If Sehwag is content with cute 30s, no amount of what Ishant does or does not do will make an iota of difference.

We have no excuses for talent - just look at the Board Presidents XI selected for the SL series and see the names not on that list.

It boils down to whether we want it and if we do, how desperately..

We won 6 series on the trot with the very same "stereotypical Indian bowler" should amount to something.

And the fact that you mentioned 4 Indian pacers who are all in contention is 4 more bowlers than we had in the 70s and the 80s.

All of these guys have the talent, the question is whether they want to maximize what they have ( and what most of us dont) and help themselves get better, thereby helping the team get better.

Wherever we go from here, it is going to be driven by what the team wants.

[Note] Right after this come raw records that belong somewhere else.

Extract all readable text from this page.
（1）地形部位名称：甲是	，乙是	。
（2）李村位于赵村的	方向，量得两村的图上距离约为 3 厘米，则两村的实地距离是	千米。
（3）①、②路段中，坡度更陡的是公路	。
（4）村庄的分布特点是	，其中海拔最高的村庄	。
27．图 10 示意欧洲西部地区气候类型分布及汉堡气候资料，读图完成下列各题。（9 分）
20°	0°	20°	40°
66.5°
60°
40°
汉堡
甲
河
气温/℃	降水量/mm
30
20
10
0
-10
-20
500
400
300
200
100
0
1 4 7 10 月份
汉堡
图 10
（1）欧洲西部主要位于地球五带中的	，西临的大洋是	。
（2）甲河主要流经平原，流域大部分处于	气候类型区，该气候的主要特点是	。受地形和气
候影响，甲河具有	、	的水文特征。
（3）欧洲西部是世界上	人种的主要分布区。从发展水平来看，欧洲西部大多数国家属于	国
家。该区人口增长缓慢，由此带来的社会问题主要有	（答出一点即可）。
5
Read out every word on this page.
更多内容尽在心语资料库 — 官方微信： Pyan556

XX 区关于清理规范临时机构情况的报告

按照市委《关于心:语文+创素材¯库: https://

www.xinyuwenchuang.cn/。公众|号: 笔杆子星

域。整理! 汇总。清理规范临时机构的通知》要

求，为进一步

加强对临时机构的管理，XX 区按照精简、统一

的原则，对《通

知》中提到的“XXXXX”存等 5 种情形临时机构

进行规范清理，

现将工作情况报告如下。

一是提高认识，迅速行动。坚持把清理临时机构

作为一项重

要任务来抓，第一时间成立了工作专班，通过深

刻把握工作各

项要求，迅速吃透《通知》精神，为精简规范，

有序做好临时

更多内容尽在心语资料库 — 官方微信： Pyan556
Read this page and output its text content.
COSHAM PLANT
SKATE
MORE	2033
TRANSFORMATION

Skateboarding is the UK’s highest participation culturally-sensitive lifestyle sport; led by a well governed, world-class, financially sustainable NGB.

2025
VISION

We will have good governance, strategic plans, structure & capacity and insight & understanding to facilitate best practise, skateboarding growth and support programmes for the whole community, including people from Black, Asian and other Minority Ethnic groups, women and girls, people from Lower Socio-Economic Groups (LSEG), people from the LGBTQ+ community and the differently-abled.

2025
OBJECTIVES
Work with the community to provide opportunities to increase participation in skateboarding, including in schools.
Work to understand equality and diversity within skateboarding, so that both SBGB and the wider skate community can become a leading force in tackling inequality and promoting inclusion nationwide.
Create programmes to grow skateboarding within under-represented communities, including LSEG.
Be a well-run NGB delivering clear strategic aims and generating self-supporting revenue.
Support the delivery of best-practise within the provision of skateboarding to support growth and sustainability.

Personnel changes might help, but unless we have a hungry dressing room, those changes will be more cosmetic than anything else.


Rohit said...

@ Nathan..

You're being pretty magnanimous! I guess winners can afford such niceties. I don't buy your conclusion, though...In our case, a shock usually ends up dismantling the cylinder altogether and we soon end up in the middle of obscurity in a pile of smoke and rubble...
The term 'no hoper' was an exaggeration, a literary liberty if you will. This is undoubtedly a good Aussie team. I personally have always thought that Shane Watson is just a injury free season away from being a formidable player. I also believe that the biggest waste of talent is neither Irfan Pathan nor Jermaine Lawson, but Shaun Tait.
But the bottomline remains that man-to-man, in Indian conditions, few aussies would make this Indian line-up(I'm talking about the full strength Aus team here). I think, in my infinite ignorance, that we should have beat you comfortably. I rest my case.

@ Homer....

I think the Sehwag criticism is a little harsh. He was the Man of the series in NZ(Had the award been presented) and he's played decently enough for a recently recuperated player. More often than not, he's been beaten for sheer pace. That's how he's been for most of his career, suspect against inswing at good pace. That and the hideous mistimed cut which ends up at slip or point are two things endemic to the way he plays. If he gets the right ball, he will get out. No two ways about it.
I do think that there is a shortage of talent, somewhere or at least a spurning of it. It has been my worry for quite some time that there are no batting replacements for the middle order in Tests, but now the young batsmen seem to be missing in ODI's as well. My namesake, Sharma, seems to be the next best thing but time for him is slowly running out. Raina has never looked test material with his agricultural heaves.
On the bowling front, our attack seems threadbare and filled with a variety of medium to fast medium pie chuckers. I agree Praveen can be dangerous at times and Zaheer is a decent bowler. Maybe the standard of bowling has fallen because the bowlers of the past eras seemed far superior. Each Indian medium pacer (I apologize for referring to them as fast bowlers earlier! :-) ) averages 30+ which is really not acceptable. Every team has atleast 1 bowler in the mid twenties except for us.

Nathan said...

"I think, in my infinite ignorance, that we should have beat you comfortably. I rest my case."

Well, at the very least, the bookies were siding with you on this one in each of the games. I think we can safely say India was the side that opened the window for the Australians. That said, not many teams could have taken advantage of that window.

straight point said...

lots of our decisions are made coz we have got 'fixed' team... like for example... i know dhoni had made some decision better had bhajji been in good form with bowl...

nathan... fair comment... :)

Homer said...


Everyone is a horticulturist when the results dont match expectations. And everyone is a pie chucker.

But this very set won you 6 series on the trot so there has to be something going for them..
Regarding Sehwag, it is not a critique of him per se, but a pointer to what went wrong..

And for all the complaints of our bench strength, I will take it anyday, any time.